As if the Syrian issue wasn’t complex enough, the US is also facing a Turkey that is increasingly becoming an ally of Russia. Turkey is acquiring the S-400 air defense system from Russia but Washington wants to find a way to salvage the Turkish alliance. Trump doesn’t appear to have a real game plan on how to do that except to offer Turkey something in return to stop Ankara’s drift towards Moscow.

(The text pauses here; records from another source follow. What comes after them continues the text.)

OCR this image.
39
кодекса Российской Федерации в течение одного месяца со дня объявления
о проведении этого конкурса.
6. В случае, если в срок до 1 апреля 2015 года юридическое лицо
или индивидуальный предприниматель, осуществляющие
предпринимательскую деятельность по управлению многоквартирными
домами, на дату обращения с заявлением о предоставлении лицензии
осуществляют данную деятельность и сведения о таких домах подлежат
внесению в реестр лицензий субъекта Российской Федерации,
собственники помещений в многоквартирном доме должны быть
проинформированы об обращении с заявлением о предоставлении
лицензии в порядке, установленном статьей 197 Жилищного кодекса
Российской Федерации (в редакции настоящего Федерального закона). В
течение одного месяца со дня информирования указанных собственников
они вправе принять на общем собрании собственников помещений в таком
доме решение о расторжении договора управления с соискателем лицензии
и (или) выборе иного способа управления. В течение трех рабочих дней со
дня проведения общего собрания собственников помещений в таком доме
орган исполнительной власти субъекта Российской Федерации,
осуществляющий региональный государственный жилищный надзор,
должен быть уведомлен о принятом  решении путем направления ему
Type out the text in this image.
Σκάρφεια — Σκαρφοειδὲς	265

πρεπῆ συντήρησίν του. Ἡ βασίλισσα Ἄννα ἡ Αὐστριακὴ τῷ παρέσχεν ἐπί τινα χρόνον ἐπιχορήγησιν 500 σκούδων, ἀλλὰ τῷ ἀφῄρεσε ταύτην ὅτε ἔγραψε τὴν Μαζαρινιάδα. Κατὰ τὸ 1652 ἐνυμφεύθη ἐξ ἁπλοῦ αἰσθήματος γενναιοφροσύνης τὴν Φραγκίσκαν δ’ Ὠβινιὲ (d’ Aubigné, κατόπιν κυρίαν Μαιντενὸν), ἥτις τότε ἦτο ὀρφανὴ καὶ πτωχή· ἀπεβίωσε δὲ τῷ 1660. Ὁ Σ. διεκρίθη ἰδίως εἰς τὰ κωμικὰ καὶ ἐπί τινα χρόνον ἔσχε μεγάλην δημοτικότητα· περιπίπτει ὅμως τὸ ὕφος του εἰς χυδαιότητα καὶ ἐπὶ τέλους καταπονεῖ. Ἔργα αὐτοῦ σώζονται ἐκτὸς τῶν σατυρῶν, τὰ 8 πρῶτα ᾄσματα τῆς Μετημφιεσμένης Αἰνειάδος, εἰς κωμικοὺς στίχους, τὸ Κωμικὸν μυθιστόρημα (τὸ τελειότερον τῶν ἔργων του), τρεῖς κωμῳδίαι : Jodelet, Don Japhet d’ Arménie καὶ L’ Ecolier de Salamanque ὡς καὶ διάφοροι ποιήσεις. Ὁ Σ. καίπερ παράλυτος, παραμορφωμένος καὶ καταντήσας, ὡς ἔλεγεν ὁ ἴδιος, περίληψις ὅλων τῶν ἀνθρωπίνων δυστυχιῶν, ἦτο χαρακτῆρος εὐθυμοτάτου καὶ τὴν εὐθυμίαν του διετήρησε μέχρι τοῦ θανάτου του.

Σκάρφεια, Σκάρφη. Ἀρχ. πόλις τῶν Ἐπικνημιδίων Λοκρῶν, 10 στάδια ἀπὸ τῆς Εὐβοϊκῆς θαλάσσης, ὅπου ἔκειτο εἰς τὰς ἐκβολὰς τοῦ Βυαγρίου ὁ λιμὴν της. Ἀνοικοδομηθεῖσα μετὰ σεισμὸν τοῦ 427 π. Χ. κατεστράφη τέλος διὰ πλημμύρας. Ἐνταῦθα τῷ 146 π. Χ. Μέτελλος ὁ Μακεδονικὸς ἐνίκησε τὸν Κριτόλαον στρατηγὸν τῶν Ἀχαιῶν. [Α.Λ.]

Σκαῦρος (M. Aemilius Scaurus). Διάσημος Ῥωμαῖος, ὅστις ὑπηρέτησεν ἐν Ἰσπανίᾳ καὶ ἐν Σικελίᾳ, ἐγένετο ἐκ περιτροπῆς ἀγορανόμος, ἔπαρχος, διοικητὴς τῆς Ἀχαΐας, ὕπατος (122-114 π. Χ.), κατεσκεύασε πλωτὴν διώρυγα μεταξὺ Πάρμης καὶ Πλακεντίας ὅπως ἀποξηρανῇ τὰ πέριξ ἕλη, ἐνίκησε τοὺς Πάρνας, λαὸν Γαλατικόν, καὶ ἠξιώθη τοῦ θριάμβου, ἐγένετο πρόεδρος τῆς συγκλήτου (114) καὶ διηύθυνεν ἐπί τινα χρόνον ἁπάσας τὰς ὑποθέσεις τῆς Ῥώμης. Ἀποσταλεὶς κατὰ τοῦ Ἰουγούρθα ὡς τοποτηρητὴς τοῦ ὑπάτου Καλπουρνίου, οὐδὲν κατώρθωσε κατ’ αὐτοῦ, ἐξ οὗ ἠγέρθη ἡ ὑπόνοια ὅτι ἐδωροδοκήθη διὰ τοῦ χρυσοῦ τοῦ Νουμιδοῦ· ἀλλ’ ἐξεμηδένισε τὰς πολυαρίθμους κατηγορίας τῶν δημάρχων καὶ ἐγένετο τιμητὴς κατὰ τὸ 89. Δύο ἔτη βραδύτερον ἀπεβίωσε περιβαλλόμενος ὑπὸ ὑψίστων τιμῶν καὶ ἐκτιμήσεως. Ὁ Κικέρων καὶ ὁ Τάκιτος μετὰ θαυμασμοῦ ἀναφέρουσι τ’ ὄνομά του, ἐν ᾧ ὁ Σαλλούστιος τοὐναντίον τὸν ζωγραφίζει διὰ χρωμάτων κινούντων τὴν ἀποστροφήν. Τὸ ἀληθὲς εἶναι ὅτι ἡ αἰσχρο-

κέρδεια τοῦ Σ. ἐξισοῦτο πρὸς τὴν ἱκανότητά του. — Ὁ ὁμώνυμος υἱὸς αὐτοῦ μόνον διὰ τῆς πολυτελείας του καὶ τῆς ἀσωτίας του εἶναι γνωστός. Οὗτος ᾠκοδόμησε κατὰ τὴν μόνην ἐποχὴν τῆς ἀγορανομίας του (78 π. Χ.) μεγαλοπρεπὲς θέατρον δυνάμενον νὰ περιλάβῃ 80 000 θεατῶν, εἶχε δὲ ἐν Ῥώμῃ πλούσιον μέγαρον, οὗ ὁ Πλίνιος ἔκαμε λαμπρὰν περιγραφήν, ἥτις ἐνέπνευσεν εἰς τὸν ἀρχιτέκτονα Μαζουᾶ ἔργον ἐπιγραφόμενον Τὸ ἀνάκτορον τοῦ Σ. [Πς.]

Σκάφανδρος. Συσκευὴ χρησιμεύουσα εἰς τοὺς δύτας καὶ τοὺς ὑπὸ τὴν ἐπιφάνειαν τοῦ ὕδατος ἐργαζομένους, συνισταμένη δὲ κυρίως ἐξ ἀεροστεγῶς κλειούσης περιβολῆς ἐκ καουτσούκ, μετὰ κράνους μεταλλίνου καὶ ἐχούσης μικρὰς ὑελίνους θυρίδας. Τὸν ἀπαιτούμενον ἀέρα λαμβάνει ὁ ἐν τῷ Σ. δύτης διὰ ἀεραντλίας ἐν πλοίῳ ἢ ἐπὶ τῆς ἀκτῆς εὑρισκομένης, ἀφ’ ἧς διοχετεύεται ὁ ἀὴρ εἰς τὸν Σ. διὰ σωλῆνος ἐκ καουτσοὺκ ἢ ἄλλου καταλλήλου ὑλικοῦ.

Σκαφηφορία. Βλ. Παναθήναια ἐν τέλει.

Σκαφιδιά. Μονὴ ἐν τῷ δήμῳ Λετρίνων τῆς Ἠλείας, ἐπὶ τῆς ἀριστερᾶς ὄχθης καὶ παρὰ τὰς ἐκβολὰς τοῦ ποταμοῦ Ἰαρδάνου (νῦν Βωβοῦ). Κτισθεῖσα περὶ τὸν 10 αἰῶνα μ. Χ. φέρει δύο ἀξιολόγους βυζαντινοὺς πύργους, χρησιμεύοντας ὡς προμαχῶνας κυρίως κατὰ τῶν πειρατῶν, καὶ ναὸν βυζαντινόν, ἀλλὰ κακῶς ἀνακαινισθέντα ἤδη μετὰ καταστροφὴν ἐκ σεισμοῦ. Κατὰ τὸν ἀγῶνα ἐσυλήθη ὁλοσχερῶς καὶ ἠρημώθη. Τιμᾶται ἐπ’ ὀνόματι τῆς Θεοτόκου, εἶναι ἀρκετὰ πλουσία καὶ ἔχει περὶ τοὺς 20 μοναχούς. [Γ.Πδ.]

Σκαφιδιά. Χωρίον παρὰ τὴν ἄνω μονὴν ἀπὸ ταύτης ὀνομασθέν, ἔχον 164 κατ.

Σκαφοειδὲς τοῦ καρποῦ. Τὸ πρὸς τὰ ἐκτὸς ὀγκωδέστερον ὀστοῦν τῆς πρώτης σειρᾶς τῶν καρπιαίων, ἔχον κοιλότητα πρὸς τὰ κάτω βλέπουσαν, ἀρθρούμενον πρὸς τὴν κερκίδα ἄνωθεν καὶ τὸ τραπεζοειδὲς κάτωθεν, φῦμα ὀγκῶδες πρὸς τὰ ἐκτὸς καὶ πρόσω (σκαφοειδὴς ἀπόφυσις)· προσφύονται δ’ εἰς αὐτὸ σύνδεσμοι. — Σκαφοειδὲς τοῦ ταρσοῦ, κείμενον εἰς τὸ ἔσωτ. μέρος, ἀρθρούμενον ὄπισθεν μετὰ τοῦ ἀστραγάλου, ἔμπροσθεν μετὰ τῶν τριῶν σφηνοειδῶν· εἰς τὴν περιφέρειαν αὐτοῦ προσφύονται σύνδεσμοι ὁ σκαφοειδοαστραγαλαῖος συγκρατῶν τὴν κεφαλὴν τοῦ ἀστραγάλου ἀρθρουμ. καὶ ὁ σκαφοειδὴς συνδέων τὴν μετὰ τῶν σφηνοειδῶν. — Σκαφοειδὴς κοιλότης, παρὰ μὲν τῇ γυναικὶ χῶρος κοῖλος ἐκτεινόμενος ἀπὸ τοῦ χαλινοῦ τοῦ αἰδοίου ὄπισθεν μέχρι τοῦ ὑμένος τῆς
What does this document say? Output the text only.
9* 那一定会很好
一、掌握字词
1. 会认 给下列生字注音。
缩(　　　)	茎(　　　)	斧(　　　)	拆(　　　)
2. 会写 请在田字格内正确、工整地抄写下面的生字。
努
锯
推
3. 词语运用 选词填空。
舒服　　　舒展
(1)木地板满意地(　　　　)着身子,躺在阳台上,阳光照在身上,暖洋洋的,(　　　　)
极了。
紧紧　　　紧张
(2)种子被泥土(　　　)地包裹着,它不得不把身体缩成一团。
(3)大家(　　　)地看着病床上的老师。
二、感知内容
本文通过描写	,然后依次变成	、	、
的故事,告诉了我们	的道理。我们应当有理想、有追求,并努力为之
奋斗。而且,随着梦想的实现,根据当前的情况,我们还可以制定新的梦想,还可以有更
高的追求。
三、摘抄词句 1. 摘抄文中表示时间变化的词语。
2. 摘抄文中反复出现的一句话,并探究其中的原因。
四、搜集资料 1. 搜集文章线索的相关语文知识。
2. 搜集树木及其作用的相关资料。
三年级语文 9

That leaves Russia and also countries like North Korea. Trump thought he might be able to come to terms with Russia, but that relationship frayed immediately for a variety of reasons, not the least of which was the investigation into allegations of Russian meddling in the 2016 US elections. Nevertheless, Pompeo will meet Lavrov and Putin on a trip to Moscow and Sochi. This could be an important trip, but Russia likely understands that the US is juggling so many foreign policy balls that it may not be able to follow through on whatever it discusses in Moscow.
On North Korea, the belief that Trump’s personal diplomacy could cajole Kim Jong Un appears to have come to naught. North Korea is firing missiles, and the US seized one of its ships.
Trump doctrine 2.0 consists of pushing so many crises that the administration thinks one or several will turn out in its favor. It is a bit like a gambler playing several hands at once. The problem is that there are so many balls in the air, that it is unclear if the administration’s team can continue to juggle them all successfully. The current US team that includes Pompeo and National Security Advisor John Bolton is more coordinated than the previous Trump administration’s team of H.R. McMaster and Secretary of State Rex Tillerson, both of whom left in March 2018. But when it comes to policy decisions in places like Syria, the administration still appears to speak with several different voices. This leaves foreign countries guessing, but it also erodes their confidence in the US approach and their willingness to take threats seriously.
The major challenges of the remaining time in Trump’s first term will be to see if the White House can actually make real progress in Venezuela, Syria, Russia, China, Iran, Turkey, North Korea and Israel-Palestine.